Like Beatrice, The Girl and Ruth both gain peace once their ideas of revenge and justice have been completed. For Ruth, she seems to find that place of understanding and peace when she doesn’t immediately kill her last victim, the man she believes to hold the most responsibility for her husband’s death. Yet, in the final act, Ruth comes back to finish what she started. Likewise, The Girl has no reason to kill Hossein or Saeed, but for her own idea of justice. Neither are a real threat to her, but she seems compelled to finish the job she started. For Beatrice, The Girl and Ruth - murder is a way of dealing with their own emotions and grief.
In a slightly different way - but again utilising traditionally feminine character traits - Anna Biller’s The Love Witch explores love and murder from the perspective of its die-hard romantic (literally) Elaine (Samantha Robinson). At first glance, it may appear to be a Technicolor revisioning of 1970s sexploitation cinema (which is still a commonly held view even though Biller has dismissed this entirely). The Love Witch, in actuality, is a complex film which explores modern ideas about love, sex, relationships and romance and plays into them entirely. Protagonist Elaine comes off, to begin with, as slightly unhinged when compared to her new acquaintance Trish who holds more feminist and progressive views on the roles of men and women.
Surprisingly, I found Elaine reminded me of a different character from a very different film - Alex from Fatal Attraction. Though a world apart, Alex’s obsession drives her to become violent (disguised as passion) and it’s also Elaine’s obsessions with finding the perfect lover that drives her to become violent too. The fundamental difference is that Elaine commits these atrocities because she has been completely conditioned by patriarchal values and her murder spree (in her own eyes) is nothing more than her completing the search for her perfect man. She, according to a society which feeds women a diet of romance and objectification, has actually done very little wrong. The Love Witch details, subtly of course, why Elaine is like this and how she has become intoxicated with these ideas. Alex, on the other hand, is easily dismissed as crazy (particularly when she kills herself at the end) because we are never encouraged to explore her backstory or to understand why she behaves the way she does.

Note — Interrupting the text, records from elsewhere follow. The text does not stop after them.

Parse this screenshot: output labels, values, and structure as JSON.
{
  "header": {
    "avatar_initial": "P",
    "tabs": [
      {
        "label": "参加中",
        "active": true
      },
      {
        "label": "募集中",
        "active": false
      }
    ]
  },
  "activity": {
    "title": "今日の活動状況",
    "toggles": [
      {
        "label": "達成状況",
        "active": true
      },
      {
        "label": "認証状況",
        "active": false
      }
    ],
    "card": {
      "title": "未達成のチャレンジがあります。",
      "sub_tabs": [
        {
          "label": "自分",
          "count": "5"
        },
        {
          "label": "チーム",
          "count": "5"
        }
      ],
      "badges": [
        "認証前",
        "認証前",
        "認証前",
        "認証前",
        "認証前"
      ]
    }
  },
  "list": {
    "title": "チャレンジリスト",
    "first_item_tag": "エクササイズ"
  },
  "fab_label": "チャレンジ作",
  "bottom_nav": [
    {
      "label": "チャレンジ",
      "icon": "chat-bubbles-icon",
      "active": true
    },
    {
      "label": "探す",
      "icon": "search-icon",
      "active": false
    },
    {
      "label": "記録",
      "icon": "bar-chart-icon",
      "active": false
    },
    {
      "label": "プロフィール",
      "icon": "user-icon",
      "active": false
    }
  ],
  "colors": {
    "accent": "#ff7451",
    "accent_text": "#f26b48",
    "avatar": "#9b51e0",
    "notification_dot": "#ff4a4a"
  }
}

Though female killers are becoming more and more popular in cinema, the most successful films understand and explore the complexities behind their protagonists desire to kill. They do not exist in a world devoid of sexist stereotypes or societal expectations. These characters successfully reclaim the night, and entertain us whilst doing so because they address the idea that women are supposed to be kinder, gentler and well...less murderous, and upend it completely. With any luck, complex female killers are here for the long run … on screen anyway.